A aquisição de talentos responsáveis por tramas de sucesso como "Pantanal", "Barriga de Aluguel" e "Fera Radical" tinha potencial de ameaçar a hegemonia que a Globo exercia nas novelas desde a falência da Tupi. Diante do perigo iminente, o canal carioca agiu rapidamente e convenceu o trio a rescindir o acordo que havia feito com o Silvio Santos.
Esse cuidado da Globo em manter autores de novela sob longos e generosos contratos foi perdendo força a partir de 2020 quando a emissora não renovou o vínculo com Aguinaldo Silva, nome por trás de fenômenos como "Roque Santeiro", "Vale Tudo", "Tieta" e "Senhora do Destino". Após Aguinaldo Silva, outros criadores com currículo menos extenso também foram dispensados, como Izabel Oliveira ("Cheias de Charme"), Angela Chaves ("Éramos Seis") e a dupla Alessandro Marson e Thereza Falcão ("Novo Mundo").
No fim da semana passada, após ter uma sinopse reprovada para o horário das nove, Gloria Perez engrossou a lista de novelistas que passam a trabalhar por obra para a Globo. A decisão é, no mínimo, surpreendente. Afinal, se contarmos as tramas que ela assinou sozinha, apenas duas das dez novelas de sua autoria não tiveram resultados de audiência satisfatórios: o remake de "Pecado Capital" (1998) e "Travessia" (2022).
Desde que escreveu "Barriga de Aluguel" (1990), Gloria acumula não apenas sucessos como também é responsável por ser uma das roteiristas mais preocupadas em inovar na teledramaturgia, trazendo temas e universos inéditos para sua novelas, como a internet em "Explode Coração" (1995), a cultura muçulmana em "O Clone" (2001) e imigração ilegal em "América" (2005).
Dar-se ao luxo de abrir mão do talento de Gloria Perez pode até ter razões financeiras, mas isso só se tornou uma decisão viável porque não há emissoras ou plataforma de streaming que representem uma ameaça real para a hegemonia da Globo nas novelas.
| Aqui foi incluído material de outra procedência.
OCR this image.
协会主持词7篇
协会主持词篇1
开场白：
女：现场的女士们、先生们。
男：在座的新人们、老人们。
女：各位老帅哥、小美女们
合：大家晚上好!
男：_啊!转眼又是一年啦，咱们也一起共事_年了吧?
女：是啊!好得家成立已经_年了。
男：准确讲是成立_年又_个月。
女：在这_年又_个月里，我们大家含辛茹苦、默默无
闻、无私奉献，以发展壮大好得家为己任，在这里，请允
Por mais que haja projetos com ótimos resultados, como "Pedaço de Mim" (Netflix) e "Beleza Fatal" (Max), os players que produzem ficção não conseguem fazer frente ao volume da produção da emissora da família Marinho, pois possuem um processo de aprovação e de produção mais lento. Já as TVs abertas, como SBT e Record, parecem que jogaram a toalha quando o assunto é teledramaturgia.
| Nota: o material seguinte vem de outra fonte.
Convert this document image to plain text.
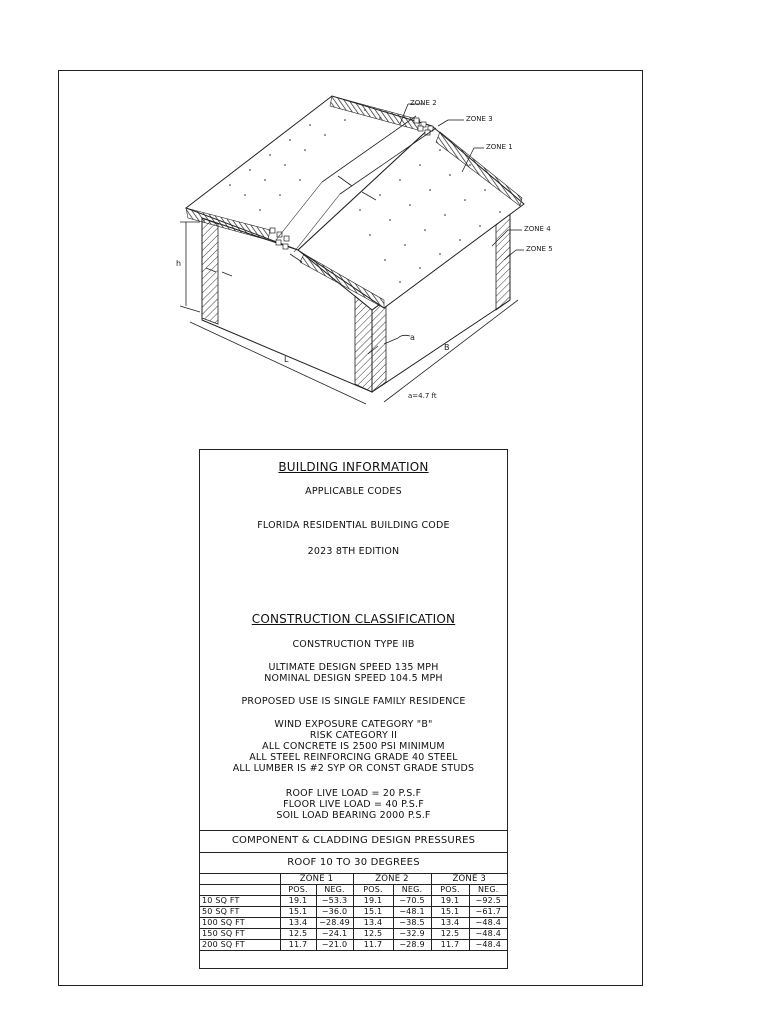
ZONE 2
ZONE 3
ZONE 1
ZONE 4
ZONE 5
h
L
B
a
a=4.7 ft
BUILDING INFORMATION
APPLICABLE CODES
FLORIDA RESIDENTIAL BUILDING CODE
2023 8TH EDITION
CONSTRUCTION CLASSIFICATION
CONSTRUCTION TYPE IIB
ULTIMATE DESIGN SPEED 135 MPH
NOMINAL DESIGN SPEED 104.5 MPH
PROPOSED USE IS SINGLE FAMILY RESIDENCE
WIND EXPOSURE CATEGORY "B"
RISK CATEGORY II
ALL CONCRETE IS 2500 PSI MINIMUM
ALL STEEL REINFORCING GRADE 40 STEEL
ALL LUMBER IS #2 SYP OR CONST GRADE STUDS
ROOF LIVE LOAD = 20 P.S.F
FLOOR LIVE LOAD = 40 P.S.F
SOIL LOAD BEARING 2000 P.S.F
COMPONENT & CLADDING DESIGN PRESSURES
ROOF 10 TO 30 DEGREES
	ZONE 1		ZONE 2		ZONE 3	
	POS.	NEG.	POS.	NEG.	POS.	NEG.
10 SQ FT	19.1	−53.3	19.1	−70.5	19.1	−92.5
50 SQ FT	15.1	−36.0	15.1	−48.1	15.1	−61.7
100 SQ FT	13.4	−28.49	13.4	−38.5	13.4	−48.4
150 SQ FT	12.5	−24.1	12.5	−32.9	12.5	−48.4
200 SQ FT	11.7	−21.0	11.7	−28.9	11.7	−48.4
A Globo perde muito em não ter mais Gloria Perez entre seus funcionários fixos não só por ser uma escritora criativa e arrojada, mas também por ser uma profissional experiente que poderia ser muito útil na formação de novos autores e colaboradores. Mas quem mais perde nessa história é o telespectador, que não sabe quando poderá acompanhar novamente um folhetim criado por Gloria Perez.